In 1942, everyone in the ghetto was sorted either into group A or group B. The Nazi soldiers planned to ship out the old, young, weak and sick who were in group A. His younger sister, about nine at the time, was in that group.
He was able to smuggle her back over to his group, group B, one night. He did so by volunteering for clean-up duty in her group’s area and then quietly calling her name. Those in the group repeatedly whispering her name in an effort to help the boy find his sister.
When he found her, he placed her in the large baby carriage he was pushing on his patrol to collect trash left behind by those in group A who had been sent off to their death.
For years, he saw the other five members of his immediate family die from starvation and abuse or by being sent to gas chambers.
One glimmer of hope in the boy’s life took place when he was assigned to work for a Lt. Col. In the Nazi Army, cleaning his office. Adler was surprised when he began to find sandwiches wrapped in waxed paper among the ashes he was cleaning out of the officer’s wood stove daily.
He said after the war was over he tried to find the man and said he would have testified on his behalf at the man’s trial if possible, but the officer could not be found.

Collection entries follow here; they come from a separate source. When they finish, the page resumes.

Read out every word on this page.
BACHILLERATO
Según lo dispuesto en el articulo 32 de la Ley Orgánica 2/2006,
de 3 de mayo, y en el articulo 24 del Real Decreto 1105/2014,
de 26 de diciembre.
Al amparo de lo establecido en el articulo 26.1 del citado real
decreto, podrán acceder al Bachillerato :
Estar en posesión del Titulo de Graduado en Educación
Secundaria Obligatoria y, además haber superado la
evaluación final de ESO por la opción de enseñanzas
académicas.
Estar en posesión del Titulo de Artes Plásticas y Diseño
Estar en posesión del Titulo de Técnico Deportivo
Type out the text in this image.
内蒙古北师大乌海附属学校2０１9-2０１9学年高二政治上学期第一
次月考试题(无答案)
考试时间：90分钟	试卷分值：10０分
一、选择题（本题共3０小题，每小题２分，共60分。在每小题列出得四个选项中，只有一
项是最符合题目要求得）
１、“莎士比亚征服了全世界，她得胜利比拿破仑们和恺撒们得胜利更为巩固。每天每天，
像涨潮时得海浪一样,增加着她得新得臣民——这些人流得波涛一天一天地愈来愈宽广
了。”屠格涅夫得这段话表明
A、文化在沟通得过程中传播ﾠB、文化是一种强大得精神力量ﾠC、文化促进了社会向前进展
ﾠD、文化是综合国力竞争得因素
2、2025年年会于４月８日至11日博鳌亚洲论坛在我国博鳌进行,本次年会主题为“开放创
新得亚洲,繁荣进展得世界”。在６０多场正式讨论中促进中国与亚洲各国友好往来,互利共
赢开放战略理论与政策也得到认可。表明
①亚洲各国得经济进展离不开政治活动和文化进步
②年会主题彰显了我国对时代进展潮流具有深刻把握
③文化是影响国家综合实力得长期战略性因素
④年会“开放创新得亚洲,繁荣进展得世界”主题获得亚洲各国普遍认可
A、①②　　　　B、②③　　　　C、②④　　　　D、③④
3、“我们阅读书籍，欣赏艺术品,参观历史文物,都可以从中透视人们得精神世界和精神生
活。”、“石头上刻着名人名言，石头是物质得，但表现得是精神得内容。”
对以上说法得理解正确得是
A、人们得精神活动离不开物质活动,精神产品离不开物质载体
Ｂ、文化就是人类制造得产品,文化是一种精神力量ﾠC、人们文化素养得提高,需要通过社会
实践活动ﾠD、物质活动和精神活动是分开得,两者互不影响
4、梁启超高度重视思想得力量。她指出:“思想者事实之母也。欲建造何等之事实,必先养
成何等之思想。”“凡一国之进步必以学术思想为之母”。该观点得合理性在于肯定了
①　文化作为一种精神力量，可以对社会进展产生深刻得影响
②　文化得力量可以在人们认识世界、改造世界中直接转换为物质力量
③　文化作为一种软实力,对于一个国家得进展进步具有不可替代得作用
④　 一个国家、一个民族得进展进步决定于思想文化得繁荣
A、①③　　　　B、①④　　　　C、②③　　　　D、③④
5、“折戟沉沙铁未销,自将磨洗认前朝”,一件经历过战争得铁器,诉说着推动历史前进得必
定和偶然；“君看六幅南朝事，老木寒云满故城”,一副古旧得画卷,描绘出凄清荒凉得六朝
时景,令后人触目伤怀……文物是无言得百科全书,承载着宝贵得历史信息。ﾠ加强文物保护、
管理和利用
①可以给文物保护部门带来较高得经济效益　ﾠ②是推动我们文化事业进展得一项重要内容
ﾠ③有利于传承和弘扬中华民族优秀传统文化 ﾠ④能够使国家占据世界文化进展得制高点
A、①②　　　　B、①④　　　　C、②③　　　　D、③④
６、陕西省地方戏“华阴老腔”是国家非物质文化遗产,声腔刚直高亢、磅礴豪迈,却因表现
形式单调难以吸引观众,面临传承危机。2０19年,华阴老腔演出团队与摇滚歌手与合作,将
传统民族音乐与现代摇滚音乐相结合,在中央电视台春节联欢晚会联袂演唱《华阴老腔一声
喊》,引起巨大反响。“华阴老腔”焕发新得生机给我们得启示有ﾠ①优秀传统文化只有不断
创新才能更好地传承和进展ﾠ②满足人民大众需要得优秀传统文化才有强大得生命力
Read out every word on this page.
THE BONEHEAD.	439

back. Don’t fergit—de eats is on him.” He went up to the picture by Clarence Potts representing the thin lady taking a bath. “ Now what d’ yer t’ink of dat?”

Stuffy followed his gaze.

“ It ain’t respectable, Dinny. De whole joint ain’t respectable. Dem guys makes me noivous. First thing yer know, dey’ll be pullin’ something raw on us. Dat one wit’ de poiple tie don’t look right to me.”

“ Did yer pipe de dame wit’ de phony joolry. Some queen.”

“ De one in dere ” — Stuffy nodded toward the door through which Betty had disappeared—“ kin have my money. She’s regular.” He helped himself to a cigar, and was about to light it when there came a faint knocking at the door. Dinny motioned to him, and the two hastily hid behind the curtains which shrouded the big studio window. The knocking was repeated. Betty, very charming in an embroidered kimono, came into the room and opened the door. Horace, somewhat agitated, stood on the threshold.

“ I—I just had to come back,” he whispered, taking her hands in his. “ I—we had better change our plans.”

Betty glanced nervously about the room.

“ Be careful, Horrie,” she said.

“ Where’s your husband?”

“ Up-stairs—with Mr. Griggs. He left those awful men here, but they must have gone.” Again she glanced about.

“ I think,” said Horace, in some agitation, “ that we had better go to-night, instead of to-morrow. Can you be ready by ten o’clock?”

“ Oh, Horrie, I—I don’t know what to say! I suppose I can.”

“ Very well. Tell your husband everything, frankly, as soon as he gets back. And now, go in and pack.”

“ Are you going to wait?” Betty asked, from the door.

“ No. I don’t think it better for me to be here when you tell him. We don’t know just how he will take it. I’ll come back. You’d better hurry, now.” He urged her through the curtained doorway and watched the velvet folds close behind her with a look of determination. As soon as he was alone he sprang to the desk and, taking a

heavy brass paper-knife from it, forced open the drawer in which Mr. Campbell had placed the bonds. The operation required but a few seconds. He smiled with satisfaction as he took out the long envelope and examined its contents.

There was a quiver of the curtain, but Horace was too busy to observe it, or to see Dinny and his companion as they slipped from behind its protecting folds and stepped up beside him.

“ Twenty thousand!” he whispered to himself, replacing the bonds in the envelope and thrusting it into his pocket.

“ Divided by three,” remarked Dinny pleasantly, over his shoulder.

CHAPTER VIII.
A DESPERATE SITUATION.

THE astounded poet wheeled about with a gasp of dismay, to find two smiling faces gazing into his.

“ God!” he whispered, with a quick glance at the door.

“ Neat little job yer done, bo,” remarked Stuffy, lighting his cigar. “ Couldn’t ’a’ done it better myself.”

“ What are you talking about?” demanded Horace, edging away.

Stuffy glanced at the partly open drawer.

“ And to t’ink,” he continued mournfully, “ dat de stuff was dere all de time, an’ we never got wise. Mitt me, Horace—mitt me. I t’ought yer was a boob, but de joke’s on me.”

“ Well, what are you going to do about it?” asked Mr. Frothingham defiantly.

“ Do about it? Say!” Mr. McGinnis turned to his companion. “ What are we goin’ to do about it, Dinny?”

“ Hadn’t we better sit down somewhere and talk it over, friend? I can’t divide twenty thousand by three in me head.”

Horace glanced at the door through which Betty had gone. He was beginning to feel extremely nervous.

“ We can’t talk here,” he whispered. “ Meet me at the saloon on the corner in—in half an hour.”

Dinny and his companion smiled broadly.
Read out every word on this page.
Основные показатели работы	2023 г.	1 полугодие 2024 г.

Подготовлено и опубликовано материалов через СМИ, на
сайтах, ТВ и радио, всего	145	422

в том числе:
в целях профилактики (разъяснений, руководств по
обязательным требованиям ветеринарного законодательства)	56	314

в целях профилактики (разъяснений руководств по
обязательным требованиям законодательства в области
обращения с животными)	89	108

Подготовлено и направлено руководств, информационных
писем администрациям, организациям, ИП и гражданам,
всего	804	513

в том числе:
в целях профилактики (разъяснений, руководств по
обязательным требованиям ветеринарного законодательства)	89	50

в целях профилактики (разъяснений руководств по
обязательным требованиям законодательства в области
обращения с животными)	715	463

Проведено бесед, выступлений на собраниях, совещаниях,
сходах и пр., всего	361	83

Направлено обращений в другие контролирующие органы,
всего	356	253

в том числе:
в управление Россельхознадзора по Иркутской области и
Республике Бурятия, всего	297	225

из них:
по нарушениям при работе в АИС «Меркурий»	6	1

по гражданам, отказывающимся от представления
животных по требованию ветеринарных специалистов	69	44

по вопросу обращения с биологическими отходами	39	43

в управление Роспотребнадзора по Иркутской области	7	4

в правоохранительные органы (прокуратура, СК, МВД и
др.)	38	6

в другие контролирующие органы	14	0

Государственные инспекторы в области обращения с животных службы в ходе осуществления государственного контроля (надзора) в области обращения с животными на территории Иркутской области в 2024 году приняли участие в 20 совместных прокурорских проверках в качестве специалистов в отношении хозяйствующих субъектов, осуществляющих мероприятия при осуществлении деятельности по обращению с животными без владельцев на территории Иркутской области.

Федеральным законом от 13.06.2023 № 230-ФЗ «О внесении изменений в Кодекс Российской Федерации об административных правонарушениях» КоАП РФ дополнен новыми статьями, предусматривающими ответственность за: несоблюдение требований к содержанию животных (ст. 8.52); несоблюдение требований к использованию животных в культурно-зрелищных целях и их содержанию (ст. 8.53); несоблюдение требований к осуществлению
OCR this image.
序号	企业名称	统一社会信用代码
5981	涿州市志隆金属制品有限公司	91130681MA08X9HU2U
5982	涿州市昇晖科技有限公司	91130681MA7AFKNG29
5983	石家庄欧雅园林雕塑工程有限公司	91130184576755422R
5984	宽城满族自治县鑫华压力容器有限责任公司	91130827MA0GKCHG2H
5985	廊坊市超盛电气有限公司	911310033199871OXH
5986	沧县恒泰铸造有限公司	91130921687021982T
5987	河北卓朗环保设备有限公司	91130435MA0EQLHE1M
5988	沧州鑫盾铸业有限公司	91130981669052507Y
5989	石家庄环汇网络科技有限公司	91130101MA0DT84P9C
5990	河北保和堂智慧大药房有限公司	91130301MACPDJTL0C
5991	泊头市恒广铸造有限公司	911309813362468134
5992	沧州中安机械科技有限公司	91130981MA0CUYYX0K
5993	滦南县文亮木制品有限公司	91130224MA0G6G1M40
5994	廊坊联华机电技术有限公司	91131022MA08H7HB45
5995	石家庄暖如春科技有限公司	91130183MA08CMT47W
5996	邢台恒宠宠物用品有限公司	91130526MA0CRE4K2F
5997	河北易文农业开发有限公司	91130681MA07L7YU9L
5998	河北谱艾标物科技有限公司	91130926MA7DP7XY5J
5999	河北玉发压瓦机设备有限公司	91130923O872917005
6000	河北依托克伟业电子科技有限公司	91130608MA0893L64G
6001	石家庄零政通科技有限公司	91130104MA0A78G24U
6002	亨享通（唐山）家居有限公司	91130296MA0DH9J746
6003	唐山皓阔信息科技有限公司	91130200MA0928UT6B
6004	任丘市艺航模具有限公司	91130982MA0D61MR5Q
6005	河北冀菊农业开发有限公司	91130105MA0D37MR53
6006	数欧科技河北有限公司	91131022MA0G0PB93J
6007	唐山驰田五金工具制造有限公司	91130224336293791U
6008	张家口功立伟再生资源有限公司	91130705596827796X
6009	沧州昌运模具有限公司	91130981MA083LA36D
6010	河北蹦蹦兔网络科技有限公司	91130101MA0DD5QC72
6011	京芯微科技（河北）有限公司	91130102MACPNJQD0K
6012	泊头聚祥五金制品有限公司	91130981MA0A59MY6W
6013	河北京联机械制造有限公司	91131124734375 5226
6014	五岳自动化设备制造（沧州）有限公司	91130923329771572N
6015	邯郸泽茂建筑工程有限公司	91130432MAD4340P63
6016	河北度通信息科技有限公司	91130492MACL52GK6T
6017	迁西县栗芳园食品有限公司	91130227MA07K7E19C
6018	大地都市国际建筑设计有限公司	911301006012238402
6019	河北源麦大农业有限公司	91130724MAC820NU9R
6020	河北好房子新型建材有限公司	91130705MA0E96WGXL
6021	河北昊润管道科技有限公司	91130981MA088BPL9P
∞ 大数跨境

In stark contrast to the kindness of this high-ranking officer, a guard along the line where Adler walked to work each day hit him in the back of the neck with the pointed end of a large nail driven through the end of a broom handle. Adler said he still bears the scar from that extremely painful injury.
Adler noted that although religion has bred hate for centuries there are thousands of documented cases of Christian aiding Jews during the Holocaust, at the risk of injury, imprisonment or death,
Speaking of his condition during the Death March which was going on when Adler and his fellow sufferers were liberated by American troops April 27, 1945, he said, “I wouldn’t have lasted another day.” In his book, he stresses that he is not exaggerating this statement. He was weak, and like many others, had accepted the inevitability of death.
After about 90 days of medical treatment and recovery in a hospital, Adler, who was 17 by then, was eventually adopted by a family in Chicago. He married, had children and served in the same U.S. Army which had liberated him.
Following his presentation, Adler answered questions from the audience. In response to a CSC student’s question about why he believes that his life was spared, he said, “So I can be here today and speak to you. I represent six million.”
He also took time to pose for photos with conference attendees and gave audience members a number of “Don’t bite the bait that leads to hate” bumper stickers which he designed.